Pet care

Some years ago a Gentle Reader took me to task for not sterilizing a family of cats that had appeared under our deck. Not only did I not have their sexual organs removed, I even gave them water, though not food. My position at the time was that if it was my responsibility to sterilize the uninvited cats, I should also sterilize the equally uninvited squirrels, the occasional raccoon, and perhaps the possum next door. I was unwilling to maim another species and didn’t do anything, and the cats eventually moved out intact.

Spock, our late dog, was unfixed to the end. Spock’s life was no doubt affected by his whole genitals, and I have no reason to think the experience was anything but positive. I’ve certainly enjoyed having my genitals on me at all times—I think a little empathy warranted here—and I expect Spock did, too. I know he did at least once, and the puppies were stunning.

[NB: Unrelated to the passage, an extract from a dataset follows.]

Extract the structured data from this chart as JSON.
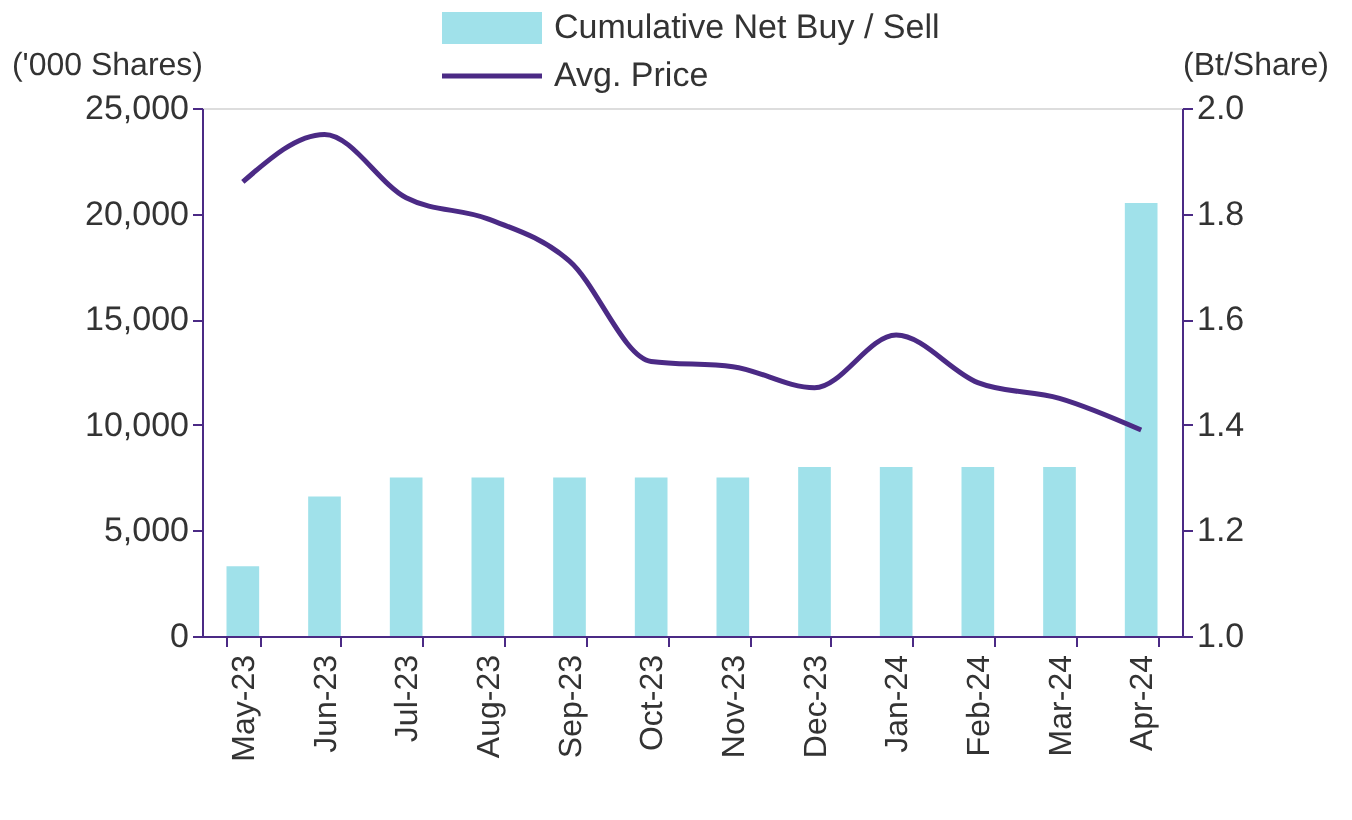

Now I’ve got this kitten, see—Hobbes. My son got him from a guy with three of them in a cardboard box at the Farmers Market. I’m the grownup, though, and I feed Hobbes and maintain his litter box, and it was immediately clear that if Hobbes is to have any care beyond cuddling I’ve got to do it.

My son thinks shots are unnecessary, and of course he’s right. Hobbes might do just fine with no shots. I guess that’s what my parents thought about Tag.

Oddly, I’m not crystal clear about what went on when I was nine or so, after Penny, our Cocker Spaniel, had puppies presumably sired by King, the Alpha free dog in our neighborhood. Anyhow, Penny whelped and I ended up with a puppy, Tag, who was black and white and managed to look a lot like Tippy, a stuffed animal from earlier in my saga.

After several weeks Tag stopped eating, his eyes got rheumy, and the vet in Roseland said it was distemper and there was nothing he could do for Tag but put him to sleep. He said that all Tag had needed was a shot and he would’ve been all right. He never got the shot, though, and the vet said we probably picked up germs on our shoes or something and the germs made Tag so sick that it was better to kill him than let him suffer, and he was gonna die either way. We left him there on that steel table, and my father stayed while my mother and I went out and waited in the car.

Janice and I resisted inoculations for the boys for a few years, until the system wore us down, and we gave in. I think human inoculations far more likely to be vehicles for totalitarian mischief than cat shots, and I remember the heartbreak of leaving Tag on that table in that room, so I got Hobbes the recommended injections. He may be a zombie for the government, but he’ll be a healthy zombie. Sterilization is a separate issue. I hear that males’ spraying is fairly stinky, which sounds unpleasant and yet may be bearable. We’ll see.

I have six lines in the Butcher Shop Theatre Festival at eight pee em August 29, 30, and 31, 2500 Estes Road, at the end of Normal Street at an almond orchard near the creek, just follow the road.  Free parking for bicycles.  Look at http://www.slowtheatre.com/.

One comment so far

  1. Oliver Steinberg says:

    Vaccinations are not an evil plot, they are examples of science making life for ordinary humans safer and healthier. Smallpox and polio once killed and maimed, but now are nothing to fear (except the stockpiles of lethal microbes maintained by germ warfare maniacs within certain military establishments.)
    Two people in my family were afflicted with polio before the vaccine was available. We younger ones got our shots and dodged the iron lung. There’s a vaccine for chickenpox now which will not only prevent children being miserable, it will probably diminish the later-life affliction of shingles. Measles, mumps, and whooping cough can kill children or in the case of mumps, cause sexual sterility in boys.
    Be informed of course; we who are old enough recall the “swine flu” fiasco in the ’70’s, but please don’t be afraid or unwilling to get vaccinations for one’s self, one’s family, and one’s pets.
    Distemper and rabies are real threats. The story of L. Pasteur and his work in devising vaccines against anthrax and rabies should be known to all; less publicized is the story of Onesimus, held as a slave by Puritan preacher Cotton Mather. Ever wonder why a reactionary like Mather was one of the first advocates of smallpox inoculation? It’s because Onesimus told him about it and described how it had worked in Africa.